Applying liner to the bottom lash line is hard, but there’s this thing called the credit card trick that I always see makeup artists do. I’m too lazy to explain it, so watch this video here. But first finish reading MY article. And leave me a sexy comment, and then you can go watch the video.

Oh, and allegedly it’s formulated with vitamins and things to, I guess, seep into your eyeball slime and fortify you. It’s a highly scientific process called wildly imaginative beauty copywriting. I mean, I don’t doubt that the vitamins are vaguely there, but it’s not like eyeliner vitamins are going to do anything. Don’t quit eating your Flintstones.

2) MAC LIQUID LAST LINER

This stuff is NOT for amateurs, but the thing with not-for-amateurs makeup is that you have to screw it up and try to use it about six million times before you start to get it right.

So why use a difficult product in the first place? Because the formula is the best of the best of the best: It’s the BLACKEST-black liquid liner, and it stays the same dark-wet color even after it dries. And then, it never comes off unless you FORCE it off.

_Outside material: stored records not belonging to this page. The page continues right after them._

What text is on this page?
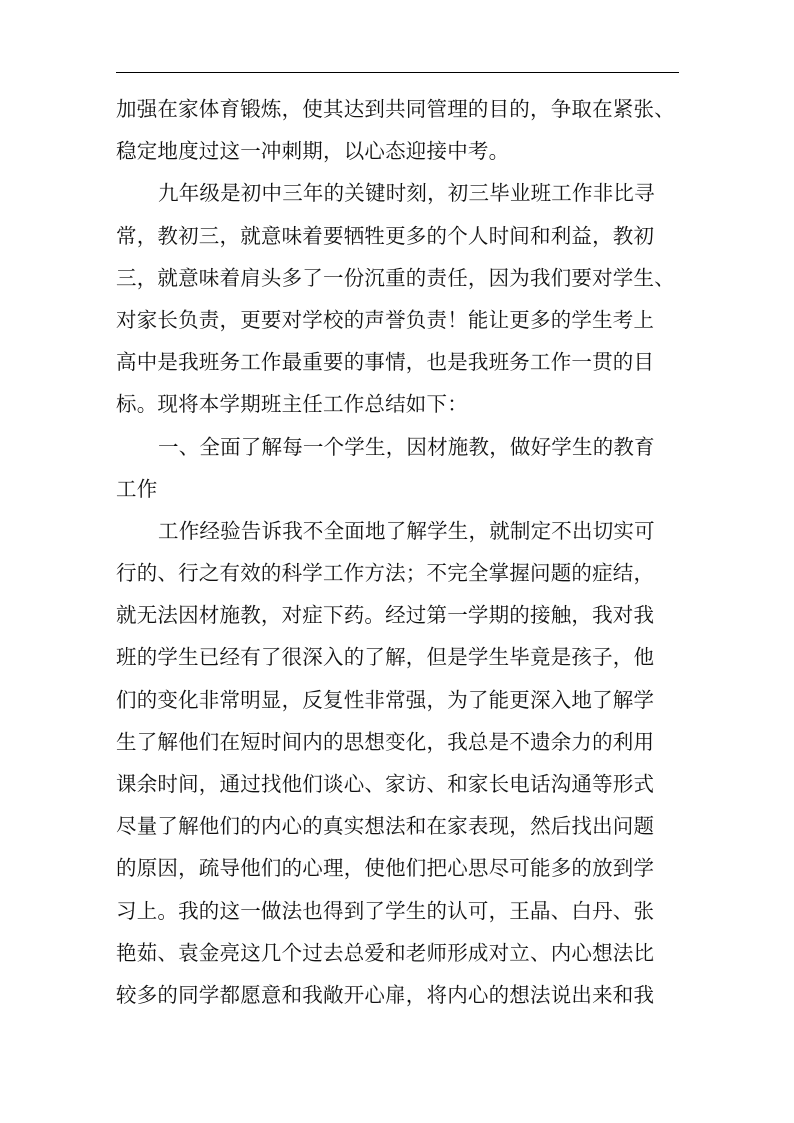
加强在家体育锻炼，使其达到共同管理的目的，争取在紧张、
稳定地度过这一冲刺期，以心态迎接中考。
九年级是初中三年的关键时刻，初三毕业班工作非比寻
常，教初三，就意味着要牺牲更多的个人时间和利益，教初
三，就意味着肩头多了一份沉重的责任，因为我们要对学生、
对家长负责，更要对学校的声誉负责！能让更多的学生考上
高中是我班务工作最重要的事情，也是我班务工作一贯的目
标。现将本学期班主任工作总结如下：
一、全面了解每一个学生，因材施教，做好学生的教育
工作
工作经验告诉我不全面地了解学生，就制定不出切实可
行的、行之有效的科学工作方法；不完全掌握问题的症结，
就无法因材施教，对症下药。经过第一学期的接触，我对我
班的学生已经有了很深入的了解，但是学生毕竟是孩子，他
们的变化非常明显，反复性非常强，为了能更深入地了解学
生了解他们在短时间内的思想变化，我总是不遗余力的利用
课余时间，通过找他们谈心、家访、和家长电话沟通等形式
尽量了解他们的内心的真实想法和在家表现，然后找出问题
的原因，疏导他们的心理，使他们把心思尽可能多的放到学
习上。我的这一做法也得到了学生的认可，王晶、白丹、张
艳茹、袁金亮这几个过去总爱和老师形成对立、内心想法比
较多的同学都愿意和我敞开心扉，将内心的想法说出来和我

I mean, I’ve put a stripe of this on my hand to get the initial gob off the end of the brush applicator once – and then I took a shower, and that night I took a bath, and the next day I took a bath again, and the line was STILL THERE.

Just think of all the possibilities for such an unbudgeable product, my dears! Unlimited consensual hate sex, and you’ll look flawless in the eyes after.

One trick is to use a tiny brush and dab some of the liquid from the brush, then apply. I find that tedious and lacking in the dramatic flair of a thicker, messier-but-so-what line, so I just dab the brush on a piece of toilet paper first, then eye-line away with abandon.

3) PRESTIGE COSMETICS TOTAL INTENSITY EYELINER IN BLACKEST BLACK

I love this brand, Prestige, for eye makeup. This pencil is $5.50 and it is crazy-awesome. I discovered it buying makeup on whim at a junky chain of drugstores called Duane Reade here in New York, and have been using it ever since even though I get like nine million free ones from all the other brands.

OK, I’ll get back to the Prestige in a second, but I want to say one thing about pencils in general: With the exception of like 10 brands (a lot of them high-end, surprisingly enough!), you can’t go wrong with picking a black eyeliner pencil. As my old boss at Lucky used to say, “They’re ALL made in the same factory in Germany.”

In my opinion, the trick is KEEPING THEM SHARPENED. That keeps this Prestige one perfect in my bathroom: it goes on in a beautiful dark, crisp line that I can smudge out to smoky as I so choose, and the whole effect stays put.

So there you go! What are YOUR favorite black eyeliners?